Tuesday, 12 July 2022

Zaika, Kensington

For a time after I first started this whole blogging thing, I was quite sniffy about 'posh' Indian food. This is largely due to the fallout from two desperately disappointing meals, one at Benares in Mayfair which we'd trooped to for a friend's birthday to be served a variety of bits no better than you could get at any high street curry house, and another at Amaya where I seem to remember they refused to serve us poppadums with chutneys. And this is completely their prerogative of course, but I want poppadums and chutneys.

Maybe I'm less fussy these days - though this seems unlikely if I'm going to be honest - or maybe the posh Indian restaurants have gradually realised they have to do something more special than serve the same high street curries in fancy bowls and with nicer toilets, and have gradually upped their game.
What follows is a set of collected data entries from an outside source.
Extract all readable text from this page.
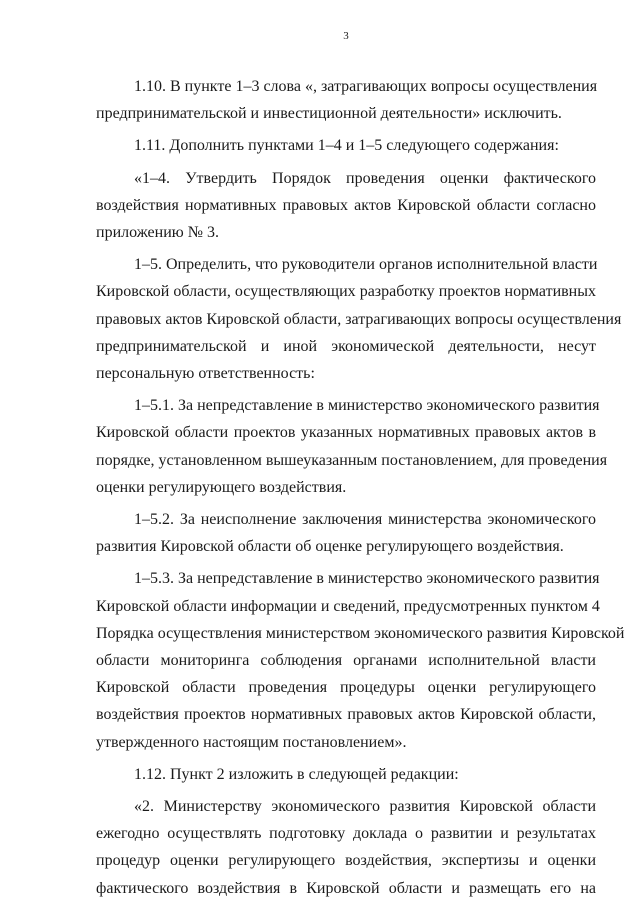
3

1.10. В пункте 1–3 слова «, затрагивающих вопросы осуществления
предпринимательской и инвестиционной деятельности» исключить.

1.11. Дополнить пунктами 1–4 и 1–5 следующего содержания:

«1–4. Утвердить Порядок проведения оценки фактического
воздействия нормативных правовых актов Кировской области согласно
приложению № 3.

1–5. Определить, что руководители органов исполнительной власти
Кировской области, осуществляющих разработку проектов нормативных
правовых актов Кировской области, затрагивающих вопросы осуществления
предпринимательской и иной экономической деятельности, несут
персональную ответственность:

1–5.1. За непредставление в министерство экономического развития
Кировской области проектов указанных нормативных правовых актов в
порядке, установленном вышеуказанным постановлением, для проведения
оценки регулирующего воздействия.

1–5.2. За неисполнение заключения министерства экономического
развития Кировской области об оценке регулирующего воздействия.

1–5.3. За непредставление в министерство экономического развития
Кировской области информации и сведений, предусмотренных пунктом 4
Порядка осуществления министерством экономического развития Кировской
области мониторинга соблюдения органами исполнительной власти
Кировской области проведения процедуры оценки регулирующего
воздействия проектов нормативных правовых актов Кировской области,
утвержденного настоящим постановлением».

1.12. Пункт 2 изложить в следующей редакции:

«2. Министерству экономического развития Кировской области
ежегодно осуществлять подготовку доклада о развитии и результатах
процедур оценки регулирующего воздействия, экспертизы и оценки
фактического воздействия в Кировской области и размещать его на
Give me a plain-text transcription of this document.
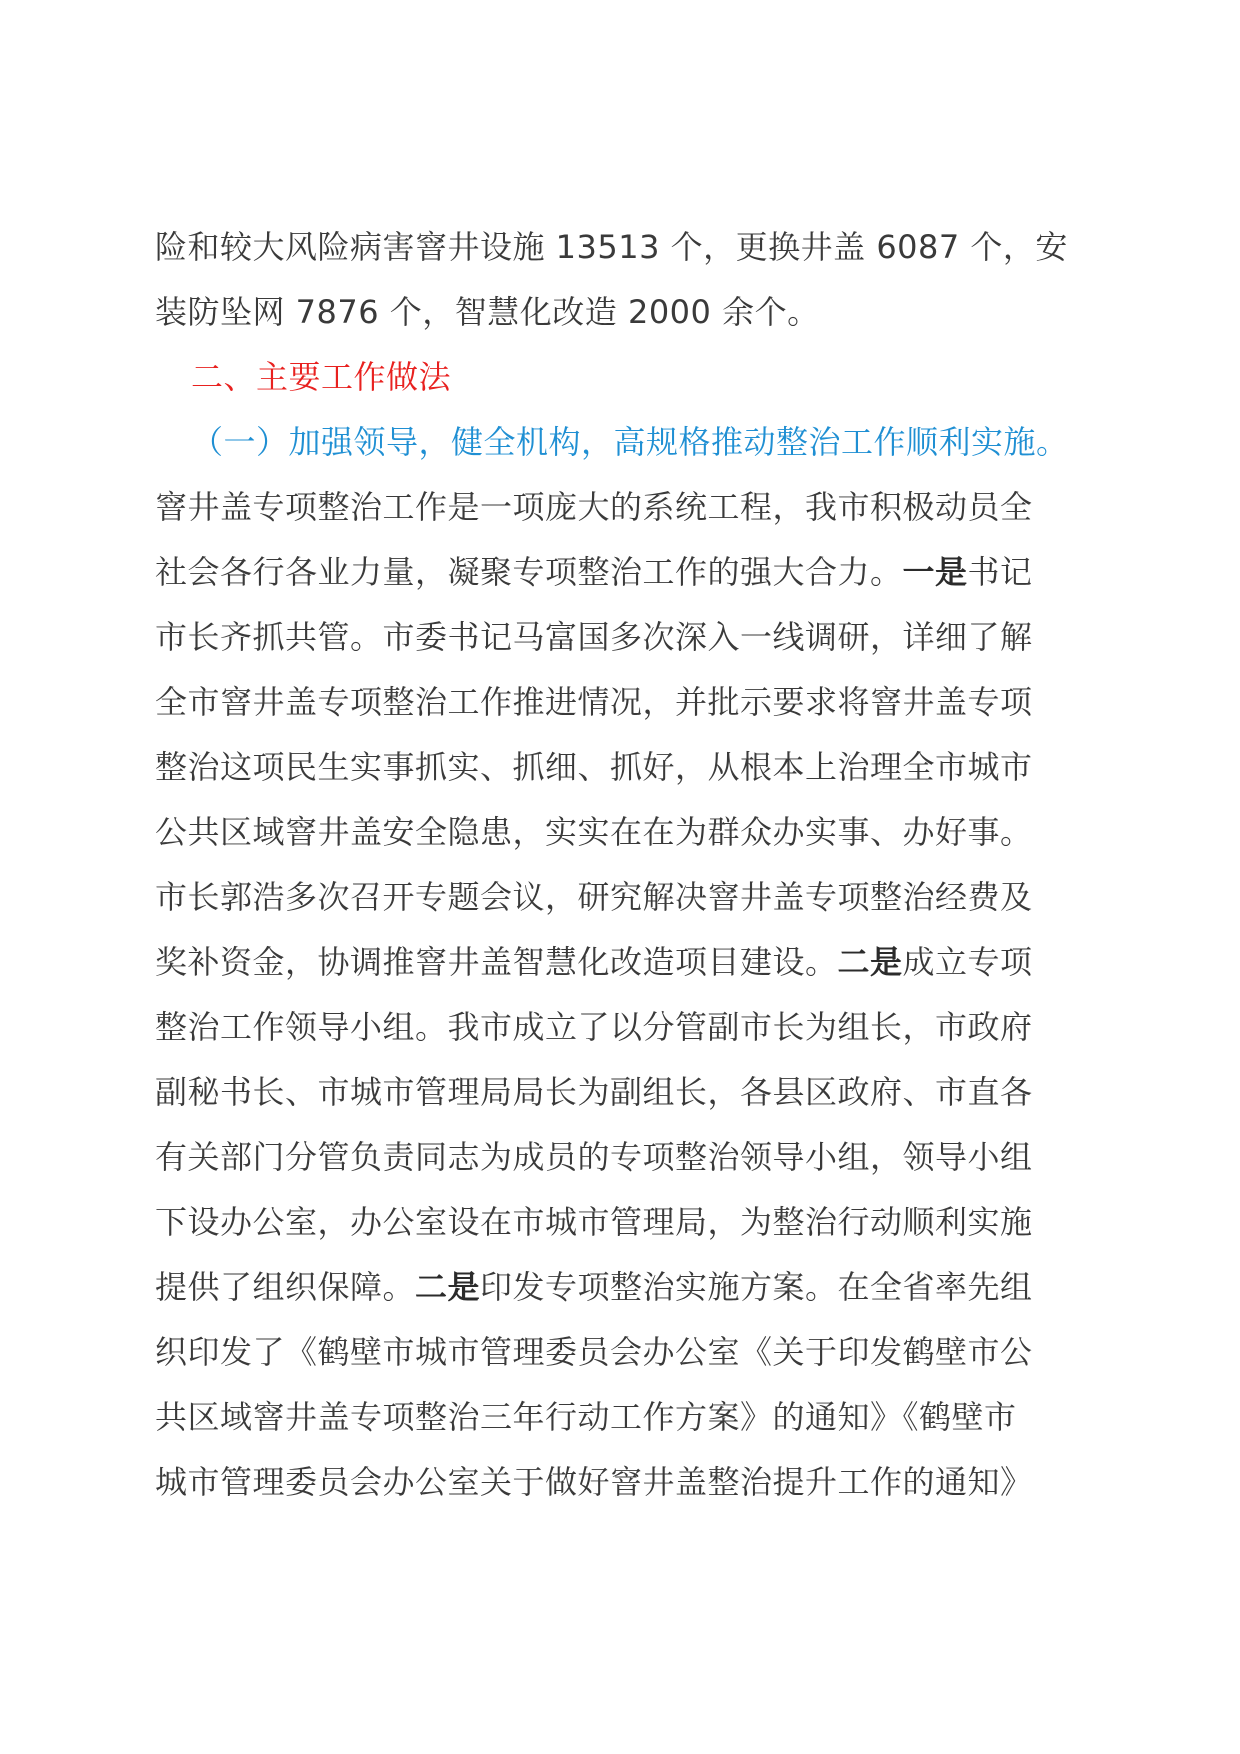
险和较大风险病害窨井设施 13513 个，更换井盖 6087 个，安
装防坠网 7876 个，智慧化改造 2000 余个。
二、主要工作做法
（一）加强领导，健全机构，高规格推动整治工作顺利实施。
窨井盖专项整治工作是一项庞大的系统工程，我市积极动员全
社会各行各业力量，凝聚专项整治工作的强大合力。一是书记
市长齐抓共管。市委书记马富国多次深入一线调研，详细了解
全市窨井盖专项整治工作推进情况，并批示要求将窨井盖专项
整治这项民生实事抓实、抓细、抓好，从根本上治理全市城市
公共区域窨井盖安全隐患，实实在在为群众办实事、办好事。
市长郭浩多次召开专题会议，研究解决窨井盖专项整治经费及
奖补资金，协调推窨井盖智慧化改造项目建设。二是成立专项
整治工作领导小组。我市成立了以分管副市长为组长，市政府
副秘书长、市城市管理局局长为副组长，各县区政府、市直各
有关部门分管负责同志为成员的专项整治领导小组，领导小组
下设办公室，办公室设在市城市管理局，为整治行动顺利实施
提供了组织保障。二是印发专项整治实施方案。在全省率先组
织印发了《鹤壁市城市管理委员会办公室《关于印发鹤壁市公
共区域窨井盖专项整治三年行动工作方案》的通知》《鹤壁市
城市管理委员会办公室关于做好窨井盖整治提升工作的通知》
Surely this is something to do with the arrival on the scene of JKS superstar places like Trishna and Gymkhana, which must have made the existing Mayfair/Kensington set really sit up and take notice. Since then I have had genuinely enjoyable meals at Tamarind, Amaya and the like, and of course at any number of Surrender Mohan (Jamavar) and Rohit Ghai (Kutir, Manathan) operations which have taken the cuisine to a new level still.

Zaika is, I'm sure they won't mind me saying, one of the old school, a stalwart of Kensington High Street since waaaay back in 2002 in a space that was once a fancy banking hall - in fact the old safe, too large and heavy to remove, is used as a pantry. The menu is comfortable and familiar and attractive, with the usual array of kebabs, tikka bites and tandoori dishes alongside curries and biryanis, with plenty of decent pescatarian and vegetarian options. The tasting menu, which we were treated to, comprised a selection of highlights from the A La Carte, starting with (no poppadums, so a point off for that) this summery avocado and mango chat salad thingy, studded with pomegranete seeds.
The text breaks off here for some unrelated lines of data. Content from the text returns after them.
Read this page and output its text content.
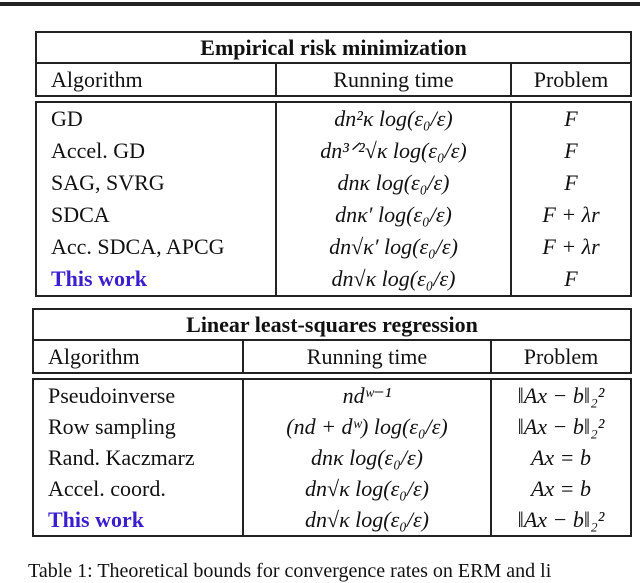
Empirical risk minimization		
Algorithm	Running time	Problem

GD	dn²κ log(ε₀/ε)	F
Accel. GD	dn³ᐟ²√κ log(ε₀/ε)	F
SAG, SVRG	dnκ log(ε₀/ε)	F
SDCA	dnκ′ log(ε₀/ε)	F + λr
Acc. SDCA, APCG	dn√κ′ log(ε₀/ε)	F + λr
This work	dn√κ log(ε₀/ε)	F
Linear least-squares regression		
Algorithm	Running time	Problem

Pseudoinverse	ndʷ⁻¹	‖Ax − b‖₂²
Row sampling	(nd + dʷ) log(ε₀/ε)	‖Ax − b‖₂²
Rand. Kaczmarz	dnκ log(ε₀/ε)	Ax = b
Accel. coord.	dn√κ log(ε₀/ε)	Ax = b
This work	dn√κ log(ε₀/ε)	‖Ax − b‖₂²
Table 1: Theoretical bounds for convergence rates on ERM and li
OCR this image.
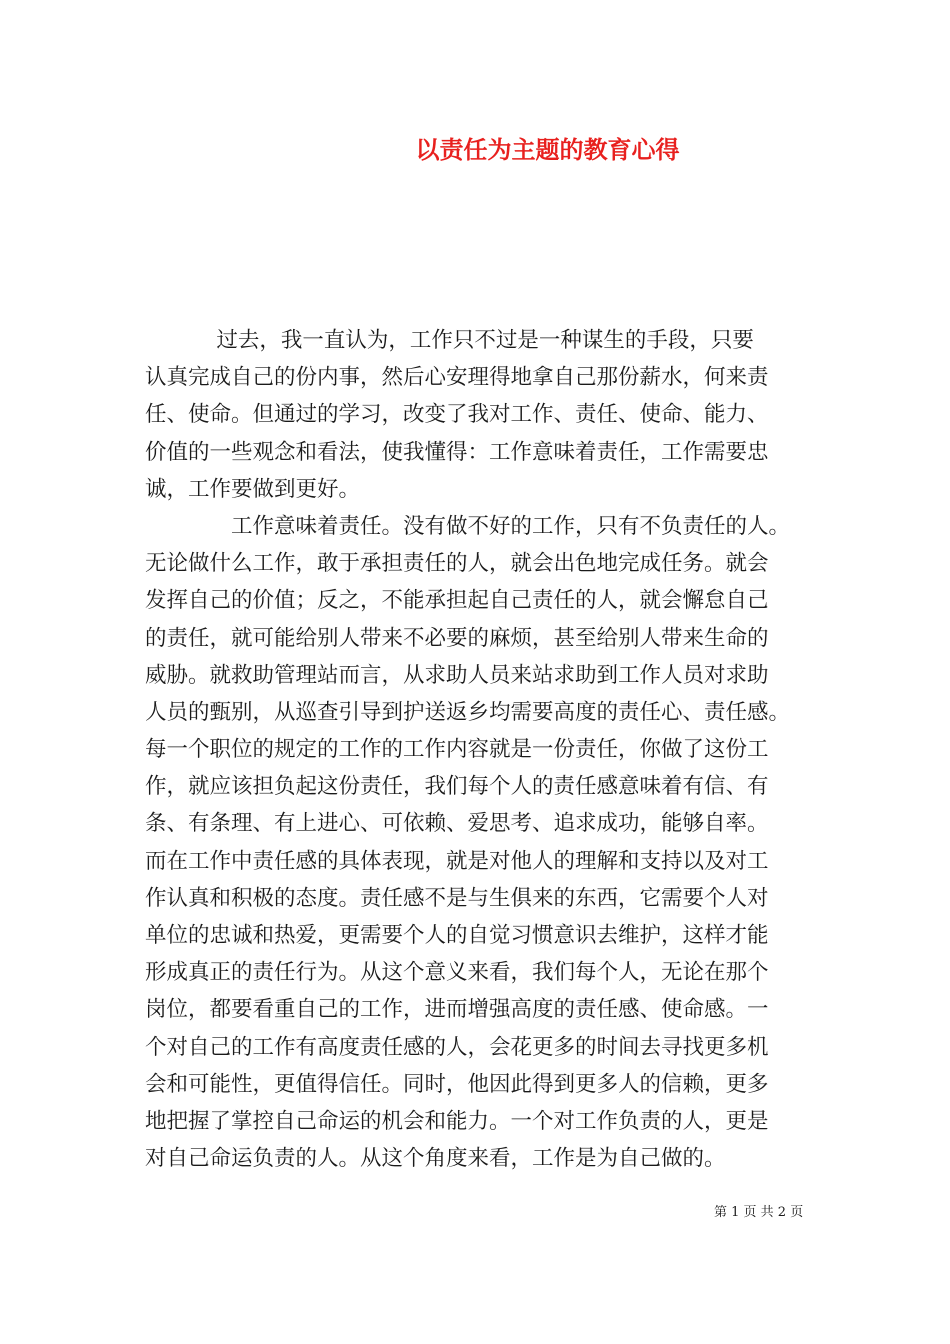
以责任为主题的教育心得

　　　 过去，我一直认为，工作只不过是一种谋生的手段，只要

认真完成自己的份内事，然后心安理得地拿自己那份薪水，何来责

任、使命。但通过的学习，改变了我对工作、责任、使命、能力、

价值的一些观念和看法，使我懂得：工作意味着责任，工作需要忠

诚，工作要做到更好。

　　　　工作意味着责任。没有做不好的工作，只有不负责任的人。

无论做什么工作，敢于承担责任的人，就会出色地完成任务。就会

发挥自己的价值；反之，不能承担起自己责任的人，就会懈怠自己

的责任，就可能给别人带来不必要的麻烦，甚至给别人带来生命的

威胁。就救助管理站而言，从求助人员来站求助到工作人员对求助

人员的甄别，从巡查引导到护送返乡均需要高度的责任心、责任感。

每一个职位的规定的工作的工作内容就是一份责任，你做了这份工

作，就应该担负起这份责任，我们每个人的责任感意味着有信、有

条、有条理、有上进心、可依赖、爱思考、追求成功，能够自率。

而在工作中责任感的具体表现，就是对他人的理解和支持以及对工

作认真和积极的态度。责任感不是与生俱来的东西，它需要个人对

单位的忠诚和热爱，更需要个人的自觉习惯意识去维护，这样才能

形成真正的责任行为。从这个意义来看，我们每个人，无论在那个

岗位，都要看重自己的工作，进而增强高度的责任感、使命感。一

个对自己的工作有高度责任感的人，会花更多的时间去寻找更多机

会和可能性，更值得信任。同时，他因此得到更多人的信赖，更多

地把握了掌控自己命运的机会和能力。一个对工作负责的人，更是

对自己命运负责的人。从这个角度来看，工作是为自己做的。

第 1 页 共 2 页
Next came two vast scallops (admittedly this was to share between two), gently coloured and surrounded by a moat of amazing tomato, chilli and pineapple sauce, and topped with a very interesting coconut and beetroot "chutney" the texture of soft cheese. The scallops were nice and sweet, and we both enjoyed the coconut but the real star here was the complex, fiery pineapple-chilli sauce, quite unlike anything I'd had before.

Always my favourite part of meals like this, the platter of tandoori dishes did not disappoint, from wonderfully charred and textured lamb chops to a firm yet tenderly spiced tandoori seabass, and some juicy chunks of chicken, also coloured with flecks of black char. And yes, if I'm going to be brutal the lamb chops at Gymkhana probably have the edge, the fish at Jamavar is more deliriously complex, but these were still very enjoyable, very competent examples of their kind.
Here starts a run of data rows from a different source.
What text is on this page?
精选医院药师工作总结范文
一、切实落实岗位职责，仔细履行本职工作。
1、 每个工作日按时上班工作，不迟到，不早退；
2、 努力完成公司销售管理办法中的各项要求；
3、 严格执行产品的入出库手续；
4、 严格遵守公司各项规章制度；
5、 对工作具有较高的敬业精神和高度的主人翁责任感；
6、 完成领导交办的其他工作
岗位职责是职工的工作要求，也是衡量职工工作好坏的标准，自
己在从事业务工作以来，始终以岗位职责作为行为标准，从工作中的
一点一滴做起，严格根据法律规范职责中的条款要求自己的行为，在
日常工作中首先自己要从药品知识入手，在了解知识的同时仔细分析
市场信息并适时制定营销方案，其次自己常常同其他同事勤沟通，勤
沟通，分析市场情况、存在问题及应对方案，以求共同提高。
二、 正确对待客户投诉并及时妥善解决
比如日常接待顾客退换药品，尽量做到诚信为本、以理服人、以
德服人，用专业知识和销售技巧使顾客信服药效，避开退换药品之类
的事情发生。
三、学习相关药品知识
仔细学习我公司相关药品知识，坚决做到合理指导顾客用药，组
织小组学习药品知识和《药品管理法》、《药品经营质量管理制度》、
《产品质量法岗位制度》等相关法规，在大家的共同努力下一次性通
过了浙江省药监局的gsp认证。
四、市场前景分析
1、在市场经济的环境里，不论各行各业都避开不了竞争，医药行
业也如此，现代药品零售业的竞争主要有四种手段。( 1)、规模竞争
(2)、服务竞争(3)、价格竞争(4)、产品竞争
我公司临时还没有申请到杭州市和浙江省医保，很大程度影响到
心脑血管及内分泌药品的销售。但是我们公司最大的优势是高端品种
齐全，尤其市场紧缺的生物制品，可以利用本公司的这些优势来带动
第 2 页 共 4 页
As is the tradition in these kinds of meals, all the remaining savoury dishes arrived at once, tableside, on a giant serving platter groaning with bowls, plates and jugs. Notable amongst them were the butter chicken, which all the best Indian restaurants do so well, a lovely silky yellow daal and a stack of tandoor-fresh naans, all fluffy and crisp in the right places.

This being an invite, though, we were treated to a couple more a la carte dishes intended to show off all the skills of the kitchen. First, a stunning slow-cooked lamb shank sealed in pastry, with a chimney of bone poking out of the top. Into this bone was poured a thick, rich cumin sauce, basting the lamb meat even before the pastry was cracked. Clever stuff.

Second (and not pictured, sorry, must have been enjoying myself too much), a chicken biryani so powerful and fragrant it not only drew gasps when the pastry casing was broken, but when other tables in the room had the same dish at various moments the same evening, the same incredible aroma launched itself around the room.

Desserts were a decent if slightly crystallised ginger stem ice cream and a nice and moist if otherwise unspectacular gulub jamun. I don't think there's any restaurant in this category that's yet completely nailed the dessert course, and though I'm not completely distraught considering I could barely eat much of it anyway thanks to the mountain of food they'd given us previously, it does make you wonder why so many stunning courses of complex and skillful cooking are so often followed by ice cream and a bit of cake. Or maybe I'm just not a fan of Indian desserts, who knows.

Desserts aside, though, this is a restaurant well worth bothering with, and even if you ignore the lamb shank and biryani which were cheeky extras, a hugely generous amount of rewarding and exciting food for the £65 price tag. For Kensington indeed, that counts as something approaching a bargain, and with a couple of cocktails and glasses of wine you should expect to come away with a bill of about £100pp. True, it's slightly overshadowed by the flashier new wave of high-end Indian restaurants, but that's no reason to dismiss it - it does what it does very well, efficiently and with a smile on its face, and you can't ask fairer than that. Here's to another 20 years.


I was invited to Zaika, and didn't see a bill.

1 comment:

David Barnes said...

Pointless reviews.

Ill informed and paid-for commentary. I've been to Zaika four times and it is nowhere near as good as Jamavar, Bibi, even Pali Hill (noticeably cheaper).